Springer and her team found that Northern hemisphere climate proxy models match with the fossil evidence they have found of desert spring expansions and contractions, indicating a direct relationship between the two. When the Las Vegas desert spring climate was wet, Greenland ice core samples indicate it was cool there. When the desert springs had run dry, Greenland records indicated it was hot there.
“That’s the really novel thing we found,” Springer emphasizes. “The desert wetland climate oscillations matched Northern hemisphere climate oscillations almost exactly.”
The desert springs and wetlands of Las Vegas, furthermore, were found to be cyclic in both ancient and modern history, repeatedly having alternating wet and dry periods.
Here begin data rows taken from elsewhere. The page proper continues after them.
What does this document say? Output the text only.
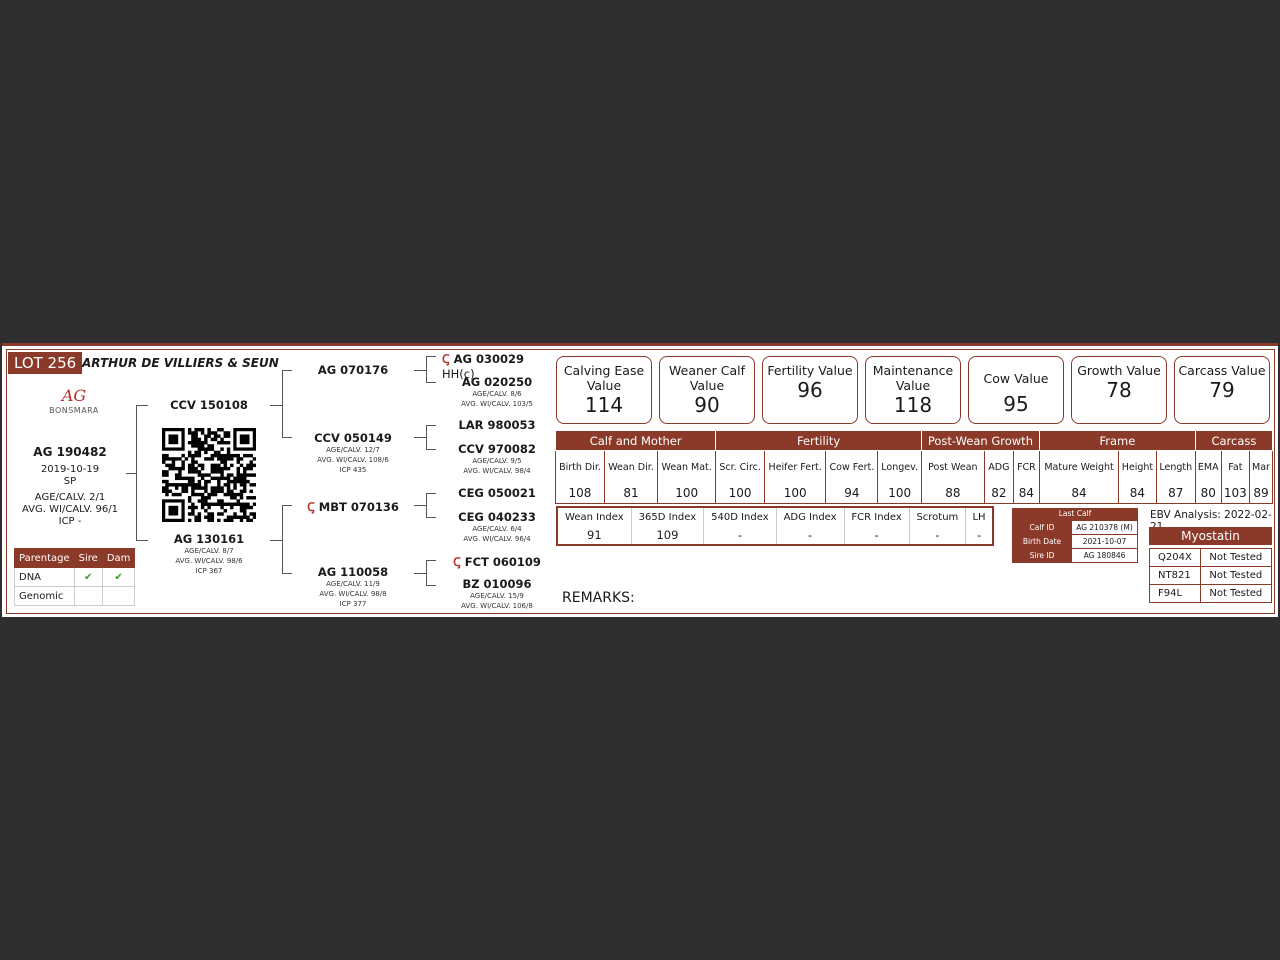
LOT 256 ARTHUR DE VILLIERS & SEUN
AG
BONSMARA
AG 190482
2019-10-19
SP
AGE/CALV. 2/1
AVG. WI/CALV. 96/1
ICP -
Parentage	Sire	Dam
DNA	✔	✔
Genomic		
CCV 150108
AG 130161
AGE/CALV. 8/7
AVG. WI/CALV. 98/6
ICP 367
AG 070176
CCV 050149
AGE/CALV. 12/7
AVG. WI/CALV. 108/6
ICP 435
Ꞔ MBT 070136
AG 110058
AGE/CALV. 11/9
AVG. WI/CALV. 98/8
ICP 377
Ꞔ AG 030029 HH(c)
AG 020250
AGE/CALV. 8/6
AVG. WI/CALV. 103/5
LAR 980053
CCV 970082
AGE/CALV. 9/5
AVG. WI/CALV. 98/4
CEG 050021
CEG 040233
AGE/CALV. 6/4
AVG. WI/CALV. 96/4
Ꞔ FCT 060109
BZ 010096
AGE/CALV. 15/9
AVG. WI/CALV. 106/8
Calving Ease Value
114
Weaner Calf Value
90
Fertility Value
96
Maintenance Value
118
Cow Value
95
Growth Value
78
Carcass Value
79
Calf and Mother			Fertility				Post-Wean Growth			Frame			Carcass		
Birth Dir.	Wean Dir.	Wean Mat.	Scr. Circ.	Heifer Fert.	Cow Fert.	Longev.	Post Wean	ADG	FCR	Mature Weight	Height	Length	EMA	Fat	Mar
108	81	100	100	100	94	100	88	82	84	84	84	87	80	103	89
Wean Index	365D Index	540D Index	ADG Index	FCR Index	Scrotum	LH
91	109	-	-	-	-	-
Last Calf
Calf ID	AG 210378 (M)
Birth Date	2021-10-07
Sire ID	AG 180846
EBV Analysis: 2022-02-
Myostatin
Q204X	Not Tested
NT821	Not Tested
F94L	Not Tested
REMARKS:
Sometimes the dry periods would last a hundred years. But then the wetlands would emerge again.
“At this point in our multi-year investigation, we can just now start to ask and hopefully answer questions about what species reactions were to the wet and dry cycles,” Springer says. Some of the species likely migrated during the dry spells, such as mammoths and wolves, but it was clear that, during wet spells, large species returned to the desert springs and wetlands.
“We are also able to use the tooth enamel of large species and analyze the oxygen and carbon isotope geochemistry to look at water paleohydrology, and what the animals were eating,” she says. “There’s no other Pleistocene-era site like this one.”
Springer adds that every fossil they find has a chain-of-custody record. Each object has a number, plus each location has a number and fits into a spatial database. Records are also stored on acid-free paper in specialized cabinets. Geologic information and photographs are very important, and geology is digitally marked onto pictures for easy reference.
“We’re always using our mini iPad or iPhones with Google Earth out in the field,” Springer says. “It used to take weeks to do this type of work; now it takes about half the time, since there is now an app we can use to take geologic measurements.”
Springer is “so appreciative that the Bureau of Land Management allowed me to do this whole project. We were able to show the Las Vegas deposits, these groundwater discharge deposits, matched Greenland’s ice core records for climate changes. It was truly amazing,” she says. “We saw a highly responsive desert wetland ecosystem, basically a poster child for abrupt climate change. A harbinger for the future.”